Our study showed that the predominant maternal complications among primiparous women were perineal tears (15.7%), post-partum hemorrhage (12.5%), endometritis (2.7%), surgical site infection (1.1%), eclampsia (0.7%) and uterine rupture (0.2%). According to the study by Guzman Rojas et al., perineal tears were observed in 49% of vaginal deliveries of primiparas. There were first (13.4%), second (30.8%) and third (4.9%) degree perineal tears. The same authors observed fecal incontinence in 3.4%, uterine prolapse in 4.7% and external anal sphincter defects in 27.9% after vaginal delivery [2]. However, Kemfang et al. noted that parturient’s age does not influence the occurrence of obstetrical and perinatal complications in primiparas. They found that delivery of primiparas above 40 carries same complications as that of primiparas between 20 and 29 years [3]. Dahl et al. also noted that there is no association between parturient’ age and occurrence of anal sphincter tear. They reported instrumental delivery as a major risk factor for anal sphincter tear [12].

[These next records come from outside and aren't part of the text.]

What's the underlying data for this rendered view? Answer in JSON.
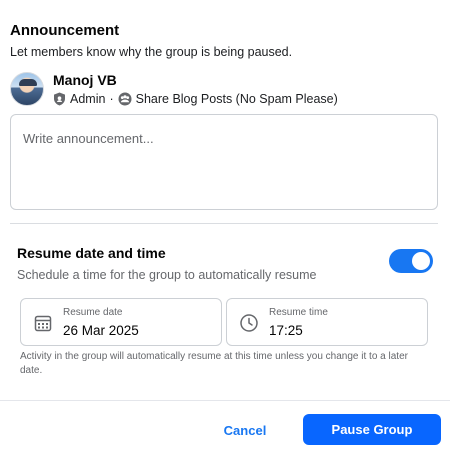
{
  "announcement": {
    "title": "Announcement",
    "subtitle": "Let members know why the group is being paused."
  },
  "user": {
    "name": "Manoj VB",
    "role": "Admin",
    "separator": "·",
    "group_name": "Share Blog Posts (No Spam Please)",
    "role_icon": "shield-icon",
    "group_icon": "group-icon"
  },
  "announcement_input": {
    "placeholder": "Write announcement...",
    "value": ""
  },
  "resume": {
    "title": "Resume date and time",
    "subtitle": "Schedule a time for the group to automatically resume",
    "toggle_on": true,
    "date_label": "Resume date",
    "date_value": "26 Mar 2025",
    "date_icon": "calendar-icon",
    "time_label": "Resume time",
    "time_value": "17:25",
    "time_icon": "clock-icon",
    "hint": "Activity in the group will automatically resume at this time unless you change it to a later date."
  },
  "footer": {
    "cancel_label": "Cancel",
    "pause_label": "Pause Group"
  },
  "colors": {
    "accent": "#1877f2",
    "primary_button": "#0866ff",
    "border": "#ccd0d5",
    "muted_text": "#65676b"
  }
}
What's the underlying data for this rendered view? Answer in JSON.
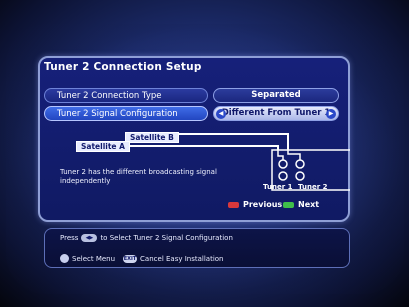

We did not observe any maternal death during our study. However, Fomulu et al. reported that maternal mortality ratio was highest in nulliparas, with 841 deaths per 100,000 live births. Ignorance of the functioning of the health system and poor preparation for delivery were suggested to explain the situation [13]. The availability of an obstetrician, as well as other staff involved in delivery and prenatal care, the modesty of fees paid for these services, the small number of deliveries per month and the possibility of referral of high-risk cases to the main regional hospital may have all contributed to this result.
5. Limits
Our study had a predominant retrospective component. Some determinants of delivery could not be analyzed. These include the duration of labor, use of oxytocics, and degrees of perineal tears. In addition, the lack of comparison with other groups, due to unavailable data, makes it difficult to attribute trends to the group.
6. Conclusion
There proportion of primiparous women (31.8%) among parturients of the semi-rural locality of Ayos in Cameroon is relatively high, and the mean age of parturients was relatively low (18.01 years). The mean birth weight of newborns was 3024.5 g and significant complications associated with delivery included genital tract tears, post-partum hemorrhage, cesarean section and neo-natal infection. Factors significantly associated with vaginal delivery include a single marital status, a gestational age between 37 and 42 weeks and a birth weight between 1500 and 2499 g.
Authors’ Contributions
All authors participated in the design of the study, data acquisition, analysis of results and editing the manuscript.